Budget du Québec

Les défis économiques et l’urgence climatique éclipsés

Le budget provincial à saveur électoraliste de mardi s’est traduit en mesures ponctuelles offrant de petites joies sans lendemain plutôt qu’en mesures structurantes qui auraient entamé la transition écologique de l’économie et assuré le passage vers l’ère post-pandémique. Des recettes fiscales imprévues (12,4 milliards) placent le ministre des Finances dans une posture enviable et lui permettent de distribuer des cadeaux préélectoraux, mais le gouvernement échoue ainsi à répondre aux grands défis de l’heure.

Le budget des 500 $

En versant 500 $ à chaque adulte gagnant jusqu’à 100 000 $, le gouvernement opte pour une mesure ponctuelle et régressive. Si personne ne se plaint de recevoir cet argent, pour plusieurs, il agira comme un revenu supplémentaire imprévu plutôt qu’une aide financière. Cette mesure est inefficace, car elle ne cible pas les populations qui sont réputées être les plus affectées par l’inflation, c’est-à-dire les ménages gagnant moins de 60 000 $ (ou les personnes seules gagnant près de 30 000 $). Plutôt que d’offrir un réel soutien à celles et ceux qui pâtissent le plus de l’inflation, le gouvernement a choisi d’offrir une petite gâterie à la majeure partie de la population. Il avait pourtant un outil simple pour distribuer adéquatement ces sommes : le crédit d’impôt pour solidarité.

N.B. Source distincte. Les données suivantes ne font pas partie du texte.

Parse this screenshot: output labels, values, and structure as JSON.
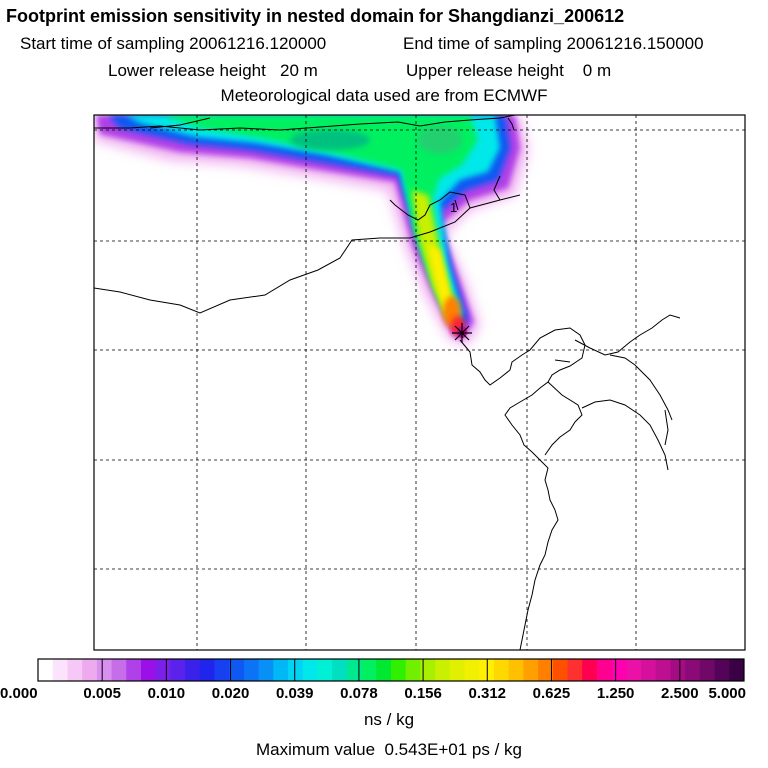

Le gouvernement dispose de nombreux autres outils pour protéger le pouvoir d’achat des ménages québécois face à l’inflation, surtout les plus vulnérables. Un de ses pouvoirs consiste à exercer des pressions à la hausse sur les revenus à long terme, mesure qui serait appropriée dans le cadre d’une inflation qui n’est pas causée par une hausse de la consommation. Des mesures ayant des effets pérennes, comme la bonification du crédit d’impôt remboursable pour le soutien aux enfants et un nouveau rehaussement du plafond de l’aide maximale versée aux aînés de 70 ans et plus, ont été négligées. Elles auraient pourtant eu l’avantage de viser particulièrement les populations touchées par l’inflation. Dans le secteur des soins, il est à redouter que la privatisation des services projetée par le gouvernement, si elle s’applique à des domaines comme les soins à domicile ou l’hébergement, mine d’autant plus le pouvoir d’achat des femmes et particulièrement celui des femmes racisées, puisque les salaires y sont généralement plus bas dans le secteur privé que dans le réseau public.

Pour agir sur les dépenses des ménages, une voie à suivre aurait pu être la réduction des frais des services contrôlés par l’État (gel des droits de scolarité, diminution des frais de garde par l’achèvement d’un réseau subventionné, tarifs d’électricité). Un recul sur la décision de fixer les tarifs d’hydroélectricité en fonction de l’inflation aurait été une mesure aussi simple qu’efficace pour protéger l’ensemble des ménages. En maintenant cette décision, le gouvernement participe activement à renforcer l’inflation dans les prochaines années alors que le coût de la distribution d’électricité au Québec, pourtant centrale aux coûts de production dans la province, se voit artificiellement gonflé par les choix du gouvernement. Cela affecte pour les années à venir le prix des paniers de consommation des Québécois.

Manque d’ambition environnementale

Il est malheureux de voir qu’en contexte de flambée des prix du pétrole et de l’essence, les mesures qui visent à réduire la dépendance de l’économie québécoise aux énergies fossiles soient reléguées au second plan. Plutôt que de privilégier le transport collectif en pénalisant l’utilisation de la voiture solo, le gouvernement choisit de dépenser plus de 4,3 milliards sur 10 ans pour l’élargissement et le développement des autoroutes, notamment dans des banlieues comme Brossard et Laval.

En conclusion, bien que ce budget n’annonce pas de temps sombres imminents, le choix des dépenses n’apparaît pas judicieux compte tenu des défis économiques et écologiques auxquels le Québec est confronté dans l’immédiat.